Real-time event notifications for messages, reactions, chats, and more.

Webhooks deliver real-time notifications to your server when events occur in your messaging infrastructure. For troubleshooting webhook issues, see Debugging.

Setting up webhooks

Create a webhook subscription to start receiving events. Each subscription targets a URL you own, filters to the events you care about, and returns a signing secret you use to verify inbound requests. See Webhook Subscriptions for the full subscription lifecycle — create, list, retrieve, update, delete, and phone-number filtering.

Webhook versioning

Webhook payloads are versioned using dates. Specify a version by adding ?version=YYYY-MM-DD to your subscription URL:

https://your-server.com/webhook?version=2026-02-03

Subscription created	Webhook version
Before 2026-02-03	`2025-01-01`
2026-02-03 or later	`2026-02-03`

If no version is specified, the subscription uses the latest available version at creation time.

Tip: Always specify a version explicitly to avoid unexpected payload format changes.

Webhook headers

All webhook requests include these headers:

Header	Description
`X-Webhook-Signature`	HMAC-SHA256 signature (hex-encoded)
`X-Webhook-Timestamp`	Unix timestamp (seconds) when the webhook was sent
`X-Webhook-Event`	Event type (e.g., `message.received`)
`X-Webhook-Subscription-ID`	Your webhook subscription ID

Signature verification

All webhooks are signed with HMAC-SHA256 using your webhook signing secret. The signature is computed over {timestamp}.{payload}, not just the payload.

Extract the X-Webhook-Timestamp and X-Webhook-Signature headers
Get the raw request body (exact bytes, not parsed/re-serialized JSON)
Compute: HMAC-SHA256(secret, "{timestamp}.{raw_body}")
Compare your computed signature (hex-encoded) with X-Webhook-Signature

Node.js:

const crypto = require('crypto');

function verifyWebhookSignature(secret, rawBody, timestamp, signature) {
  const signedData = `${timestamp}.${rawBody}`;
  const expected = crypto.createHmac('sha256', secret).update(signedData).digest('hex');
  return crypto.timingSafeEqual(Buffer.from(expected, 'hex'), Buffer.from(signature, 'hex'));
}

// Express middleware example
app.post('/webhook', express.raw({ type: 'application/json' }), (req, res) => {
  const timestamp = req.headers['x-webhook-timestamp'];
  const signature = req.headers['x-webhook-signature'];
  const rawBody = req.body.toString();

  if (!verifyWebhookSignature(WEBHOOK_SECRET, rawBody, timestamp, signature)) {
    return res.status(401).send('Invalid signature');
  }

  const event = JSON.parse(rawBody);
  // Process event asynchronously
  processEvent(event);
  res.status(200).send('OK');
});

Python:

import hmac
import hashlib

def verify_webhook_signature(secret, raw_body, timestamp, signature):
    message = f"{timestamp}.{raw_body}"
    expected = hmac.new(
        secret.encode('utf-8'),
        message.encode('utf-8'),
        hashlib.sha256
    ).hexdigest()
    return hmac.compare_digest(expected, signature)

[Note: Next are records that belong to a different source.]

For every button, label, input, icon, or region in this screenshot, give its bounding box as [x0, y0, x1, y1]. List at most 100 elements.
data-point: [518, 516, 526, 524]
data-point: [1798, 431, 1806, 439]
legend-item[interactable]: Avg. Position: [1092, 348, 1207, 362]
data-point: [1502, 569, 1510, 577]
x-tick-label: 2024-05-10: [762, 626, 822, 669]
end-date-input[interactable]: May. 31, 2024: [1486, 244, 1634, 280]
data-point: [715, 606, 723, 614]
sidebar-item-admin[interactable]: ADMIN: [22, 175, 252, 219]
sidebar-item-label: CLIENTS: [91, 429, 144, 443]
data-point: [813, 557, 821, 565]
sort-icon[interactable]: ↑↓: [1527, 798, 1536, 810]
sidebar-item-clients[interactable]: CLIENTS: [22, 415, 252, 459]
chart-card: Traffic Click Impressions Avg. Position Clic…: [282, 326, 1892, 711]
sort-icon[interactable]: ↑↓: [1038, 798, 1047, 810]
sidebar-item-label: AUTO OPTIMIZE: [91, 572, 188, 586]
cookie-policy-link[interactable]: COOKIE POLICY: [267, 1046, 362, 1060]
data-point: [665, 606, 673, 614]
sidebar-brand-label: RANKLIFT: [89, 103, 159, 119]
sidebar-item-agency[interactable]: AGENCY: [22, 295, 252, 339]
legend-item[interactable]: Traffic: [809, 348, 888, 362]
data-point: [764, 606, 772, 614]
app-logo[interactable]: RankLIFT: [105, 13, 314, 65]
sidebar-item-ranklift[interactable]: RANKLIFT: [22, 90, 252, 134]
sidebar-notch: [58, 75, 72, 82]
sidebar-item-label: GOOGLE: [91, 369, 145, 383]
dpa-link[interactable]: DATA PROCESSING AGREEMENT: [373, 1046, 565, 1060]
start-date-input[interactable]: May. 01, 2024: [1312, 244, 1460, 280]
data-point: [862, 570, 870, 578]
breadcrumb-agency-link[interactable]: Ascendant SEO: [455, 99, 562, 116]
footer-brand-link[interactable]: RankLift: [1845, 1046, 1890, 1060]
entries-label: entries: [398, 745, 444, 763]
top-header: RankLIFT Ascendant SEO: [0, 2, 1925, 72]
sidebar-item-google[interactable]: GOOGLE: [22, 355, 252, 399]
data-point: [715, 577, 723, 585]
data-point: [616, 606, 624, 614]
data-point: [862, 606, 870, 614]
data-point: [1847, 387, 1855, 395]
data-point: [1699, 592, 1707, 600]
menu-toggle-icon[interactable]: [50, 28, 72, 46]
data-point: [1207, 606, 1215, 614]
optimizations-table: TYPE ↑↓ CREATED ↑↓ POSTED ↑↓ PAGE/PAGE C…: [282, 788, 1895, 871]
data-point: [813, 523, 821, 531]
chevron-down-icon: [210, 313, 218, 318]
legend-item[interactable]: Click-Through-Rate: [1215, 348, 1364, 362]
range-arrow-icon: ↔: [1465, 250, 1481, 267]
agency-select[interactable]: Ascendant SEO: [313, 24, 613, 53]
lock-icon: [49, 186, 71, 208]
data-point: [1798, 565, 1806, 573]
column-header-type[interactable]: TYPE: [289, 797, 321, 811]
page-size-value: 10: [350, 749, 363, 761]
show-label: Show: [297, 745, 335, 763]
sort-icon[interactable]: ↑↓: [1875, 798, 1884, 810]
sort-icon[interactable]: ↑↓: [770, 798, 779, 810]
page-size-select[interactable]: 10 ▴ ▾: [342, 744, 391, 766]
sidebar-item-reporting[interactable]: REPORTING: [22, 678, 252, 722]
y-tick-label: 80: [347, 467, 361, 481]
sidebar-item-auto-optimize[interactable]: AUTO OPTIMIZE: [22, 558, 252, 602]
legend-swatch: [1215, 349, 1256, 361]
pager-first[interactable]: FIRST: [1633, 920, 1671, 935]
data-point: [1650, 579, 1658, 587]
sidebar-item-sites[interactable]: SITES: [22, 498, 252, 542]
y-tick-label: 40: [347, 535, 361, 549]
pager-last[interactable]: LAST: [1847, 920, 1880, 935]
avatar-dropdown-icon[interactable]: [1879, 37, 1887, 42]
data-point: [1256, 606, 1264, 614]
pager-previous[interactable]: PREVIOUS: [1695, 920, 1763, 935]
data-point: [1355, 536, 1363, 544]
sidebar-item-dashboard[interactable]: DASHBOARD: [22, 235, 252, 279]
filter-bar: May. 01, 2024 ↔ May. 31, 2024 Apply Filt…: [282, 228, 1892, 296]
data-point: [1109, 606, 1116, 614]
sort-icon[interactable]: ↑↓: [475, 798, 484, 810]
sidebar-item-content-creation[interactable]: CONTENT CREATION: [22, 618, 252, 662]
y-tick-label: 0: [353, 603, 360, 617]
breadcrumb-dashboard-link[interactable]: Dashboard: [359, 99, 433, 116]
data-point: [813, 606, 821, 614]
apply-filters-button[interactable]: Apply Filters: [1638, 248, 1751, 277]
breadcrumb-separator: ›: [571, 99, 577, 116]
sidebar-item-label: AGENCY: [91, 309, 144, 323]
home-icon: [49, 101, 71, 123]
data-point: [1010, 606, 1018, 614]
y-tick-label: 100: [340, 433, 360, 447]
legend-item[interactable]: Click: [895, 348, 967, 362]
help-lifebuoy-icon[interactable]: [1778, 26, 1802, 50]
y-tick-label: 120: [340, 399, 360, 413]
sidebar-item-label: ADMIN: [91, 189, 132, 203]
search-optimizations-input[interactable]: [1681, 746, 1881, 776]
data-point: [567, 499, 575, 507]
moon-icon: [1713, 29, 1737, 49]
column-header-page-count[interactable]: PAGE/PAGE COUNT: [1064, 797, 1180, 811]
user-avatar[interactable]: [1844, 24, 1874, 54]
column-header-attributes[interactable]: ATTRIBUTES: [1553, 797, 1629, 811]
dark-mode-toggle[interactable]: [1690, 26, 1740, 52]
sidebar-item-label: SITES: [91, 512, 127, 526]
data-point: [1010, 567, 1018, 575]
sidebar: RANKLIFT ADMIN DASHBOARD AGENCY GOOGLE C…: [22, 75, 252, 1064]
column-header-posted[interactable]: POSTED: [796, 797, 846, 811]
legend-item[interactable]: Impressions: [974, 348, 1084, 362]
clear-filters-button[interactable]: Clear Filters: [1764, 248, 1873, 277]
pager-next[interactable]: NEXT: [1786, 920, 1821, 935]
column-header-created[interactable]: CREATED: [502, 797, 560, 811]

Warning: Common mistakes that break verification:

Signing just the payload without prepending {timestamp}.

Using JSON.stringify(parsedBody) instead of the raw body — this changes key order or whitespace

Not using constant-time comparison (vulnerable to timing attacks)

Delivery guarantees

Guarantee	Value
Response timeout	10 seconds
Retry attempts	10 per endpoint
Retry backoff	Exponential with jitter, capped at 10 minutes
Total retry window	~25 minutes
Delivery model	At-least-once (duplicates possible)

Retried: HTTP 5xx, HTTP 429, connection timeout, connection refused. Not retried: HTTP 4xx (except 429), DNS failures, invalid hostnames.

Your endpoint should:

Return 200 quickly — process asynchronously if needed
Verify the HMAC signature
Deduplicate using event_id
Be idempotent

For the full list of event types, the shared envelope, and a representative payload per category, see Webhook Events. The Webhook Events API Reference has the complete schemas.